Oil Falls on Concern Recession Will Curb Demand, OPEC Output

May 26 (Bloomberg) -- Crude oil fell on concerns that the global recession will prolong sluggish energy demand and after an OPEC official said the group may not alter production targets at its meeting this week.

A German survey of business confidence advanced less than economists expected as the worst business slowdown in a half century lingers in Europe, the U.S. and Asia. OPEC is unlikely to change anything after its May 28 discussions, and talk of overly high inventories is exaggerated, the official said yesterday, requesting anonymity as the decision isn’t final.

“We’ve got plenty of supplies and there’s nothing to suggest the economy is improving,” said Peter Beutel, president of Cameron Hanover Inc., an energy consulting company in New Canaan, Connecticut. “OPEC doesn’t look like it will lend much support. The market is trying to figure out where it’s going next.”

Crude oil for July delivery fell 46 cents, or 0.8 percent, to $61.21 a barrel on the New York Mercantile Exchange at 9:18 a.m. Sydney time. The exchange will combine yesterday and today’s trading for settlement purposes because floor trading was shut yesterday in the U.S. for Memorial Day. Markets in London were closed for a bank holiday.

Germany’s Ifo institute in Munich said yesterday its business climate index, based on a survey of 7,000 executives, increased to 84.2 in May from 83.7 in April. Economists expected a gain to 85, the median of 39 forecasts in a Bloomberg News survey. The index reached a 26-year low of 82.2 in March.

‘Continuously’ Poor Data

“An overhang of inventories built up at sea and continuously poor economic data encourages selling because the rally looks unsustainable,” said Harry Tchilinguirian, BNP Paribas’s senior oil-market analyst in London.

Saudi Arabia, the largest producer in the Organization of Petroleum Exporting Countries, is “absolutely fine” with adherence to the group’s 4.2 million barrel-a-day production cut, Oil Minister Ali al-Naimi said May 24.

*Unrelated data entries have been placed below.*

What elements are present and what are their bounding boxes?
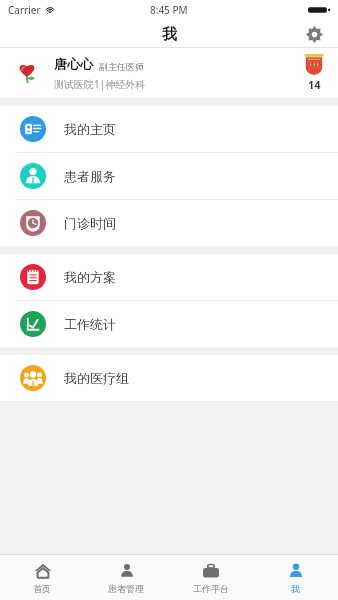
staticText: 14 [308,77,321,92]
button[interactable]: Settings [301,21,327,47]
staticText: 8:45 PM [150,3,188,17]
button[interactable]: 我的医疗组 [0,355,338,401]
button[interactable]: 工作平台 [168,555,253,600]
staticText: 工作平台 [193,583,229,594]
staticText: 我 [162,25,177,44]
staticText: 唐心心 [54,56,93,72]
staticText: 我 [291,583,300,594]
staticText: 副主任医师 [99,61,144,72]
button[interactable]: 我 [253,555,338,600]
staticText: 我的医疗组 [64,370,129,386]
staticText: 我的主页 [64,121,116,137]
staticText: 门诊时间 [64,215,116,231]
staticText: 我的方案 [64,269,116,285]
staticText: Carrier [8,3,41,17]
staticText: 测试医院1|神经外科 [54,77,146,91]
button[interactable]: 患者服务 [0,153,338,199]
button[interactable]: 我的主页 [0,106,338,152]
button[interactable]: 工作统计 [0,301,338,347]
button[interactable]: 首页 [0,555,84,600]
button[interactable]: 唐心心 [0,48,338,98]
button[interactable]: 门诊时间 [0,200,338,246]
staticText: 工作统计 [64,316,116,332]
staticText: 患者管理 [108,583,144,594]
button[interactable]: 患者管理 [84,555,168,600]
staticText: 患者服务 [64,168,116,184]
staticText: 首页 [33,583,51,594]
button[interactable]: 我的方案 [0,254,338,300]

Saudi Arabia is producing more crude oil than its OPEC quota, according to data from the Joint Oil Data Initiative, citing figures submitted by the country.

OPEC, responsible for 40 percent of global crude supply, is likely to keep output quotas unchanged for a second time this year as recovering oil prices forestall the need for new cuts, according to a Bloomberg survey published on May 22.

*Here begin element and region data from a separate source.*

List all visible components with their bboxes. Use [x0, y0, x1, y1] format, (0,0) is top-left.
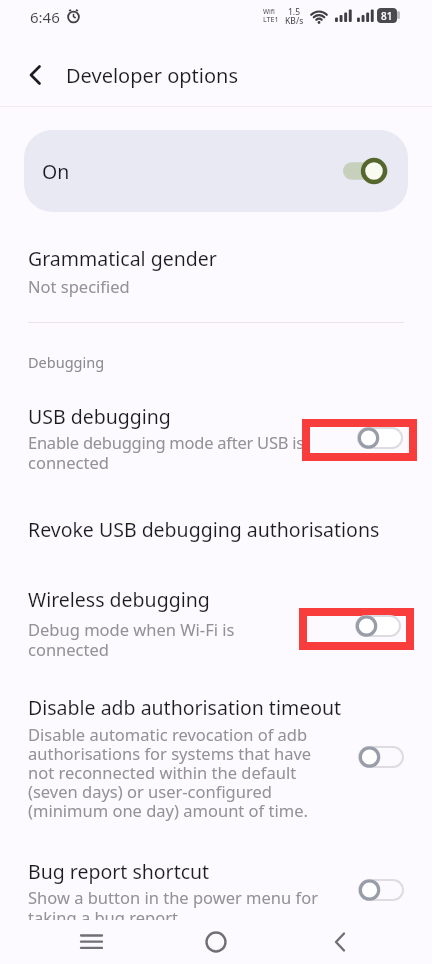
button[interactable]: Bug report shortcut — [0, 851, 432, 931]
staticText: 6:46 — [30, 7, 60, 27]
button[interactable] — [357, 878, 405, 902]
staticText: Developer options — [66, 62, 239, 89]
button[interactable] — [341, 156, 391, 186]
staticText: Revoke USB debugging authorisations — [28, 516, 380, 543]
staticText: 81 — [381, 9, 393, 23]
staticText: USB debugging — [28, 403, 171, 430]
button[interactable] — [60, 920, 124, 964]
staticText: taking a bug report — [28, 906, 178, 928]
staticText: authorisations for systems that have — [28, 742, 312, 764]
staticText: LTE1 — [263, 15, 279, 25]
button[interactable] — [184, 920, 248, 964]
staticText: Bug report shortcut — [28, 858, 210, 885]
button[interactable]: Wireless debugging — [0, 579, 432, 669]
staticText: Grammatical gender — [28, 245, 217, 272]
button[interactable]: Revoke USB debugging authorisations — [0, 505, 432, 553]
button[interactable] — [356, 426, 404, 450]
staticText: connected — [28, 451, 109, 473]
staticText: Enable debugging mode after USB is — [28, 431, 304, 453]
staticText: Not specified — [28, 275, 130, 297]
button[interactable]: On — [24, 130, 408, 212]
button[interactable] — [354, 614, 402, 638]
staticText: connected — [28, 638, 109, 660]
staticText: Wireless debugging — [28, 586, 210, 613]
staticText: Debugging — [28, 352, 105, 372]
button[interactable] — [308, 920, 372, 964]
staticText: Disable automatic revocation of adb — [28, 723, 308, 745]
staticText: (seven days) or user-configured — [28, 780, 272, 802]
button[interactable]: USB debugging — [0, 396, 432, 480]
staticText: 1.5 — [288, 6, 301, 18]
staticText: Debug mode when Wi-Fi is — [28, 618, 235, 640]
staticText: Show a button in the power menu for — [28, 886, 319, 908]
button[interactable] — [357, 745, 405, 769]
staticText: Wifi — [263, 7, 275, 16]
staticText: On — [42, 158, 70, 185]
button[interactable]: Grammatical gender — [0, 232, 432, 304]
staticText: Disable adb authorisation timeout — [28, 694, 342, 721]
staticText: (minimum one day) amount of time. — [28, 799, 308, 821]
button[interactable]: Disable adb authorisation timeout — [0, 687, 432, 827]
staticText: KB/s — [285, 15, 304, 27]
staticText: not reconnected within the default — [28, 761, 297, 783]
button[interactable] — [16, 55, 56, 95]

At the last summit on March 15, the group decided to leave quotas unchanged and adhere to its earlier commitment to restrict supply.

Natural Gas Falls

Natural gas, heating oil and gasoline also fell in New York trading. Natural gas for June delivery fell 5 cents, or 1.4 percent, to $3.465 per million British thermal units.

The U.S. currency earlier rose against the euro after North Korea said it conducted a “successful” nuclear weapons test yesterday, spurring demand for the relative safety of the dollar and reducing the attractiveness of commodities as an inflation hedge.

The dollar had gained after North Korea announced the test, the second time Kim Jong Il’s regime detonated a nuclear device. The yen fell from near its highest level in more than two months, weakening to 94.87 per dollar by 4:50 p.m. in New York.

Brent crude for July settlement fell 57 cents, or 0.9 percent, to settle at $60.21 a barrel on London’s ICE Futures Europe exchange yesterday.